La sculpture "Io Sono", de l'artiste italien Salvatore Garau, a été adjugée mi-mai pour 14 820 euros. Sa particularité : on ne la voit pas. Pour l'artiste, âgé de 67 ans, c'est "la parfaite métaphore de l'époque que nous vivons". Même si l'idée est étonnante, l'art contemporain flirte souvent avec l'invisible.

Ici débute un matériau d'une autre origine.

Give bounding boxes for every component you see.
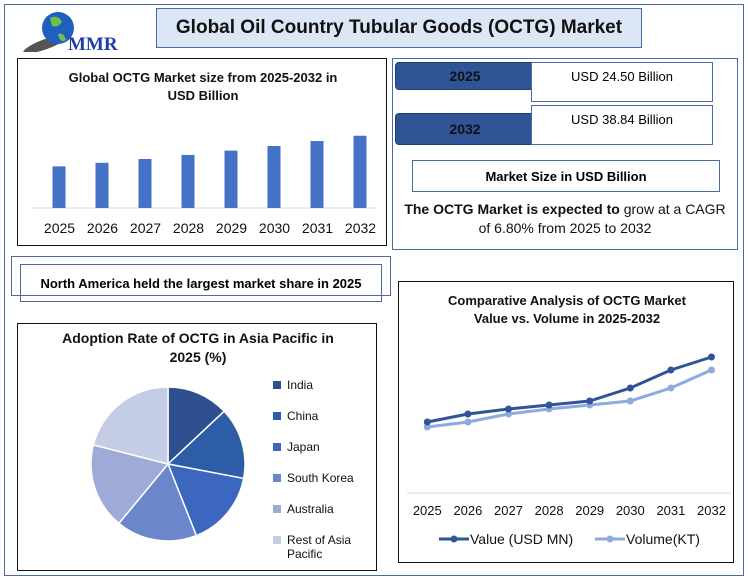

Ne dites pas que cette œuvre n'existe pas : pour son créateur, l'artiste Salvatore Garau, la sculpture "Io Sono" existe bel et bien, même si elle est immatérielle. Pour son acheteur ou son acheteuse probablement aussi, car le 18 mai dernier, l'œuvre, estimée autour de 6 000 à 9 000 euros, a été adjugée 14 820 euros par la maison de ventes Art Rite, située à Milan. 

À réécouter : L'oeuvre invisible
2 min

Sur le site de la maison de ventes, qui répertorie l'œuvre dans le catalogue d'une vente d'art contemporain incluant aussi des pièces d'artistes connus comme Maurizio Cattelan, Sophie Calle ou Paul McCarthy, on en apprend un peu plus sur cette œuvre - dont il n'y a, évidemment, pas de photo. "Io Sono" est "une sculpture immatérielle à installer dans une habitation privée, dans un espace libre de tout encombrement", et de dimensions "variables", d'à peu près 1,5m x 1,5m.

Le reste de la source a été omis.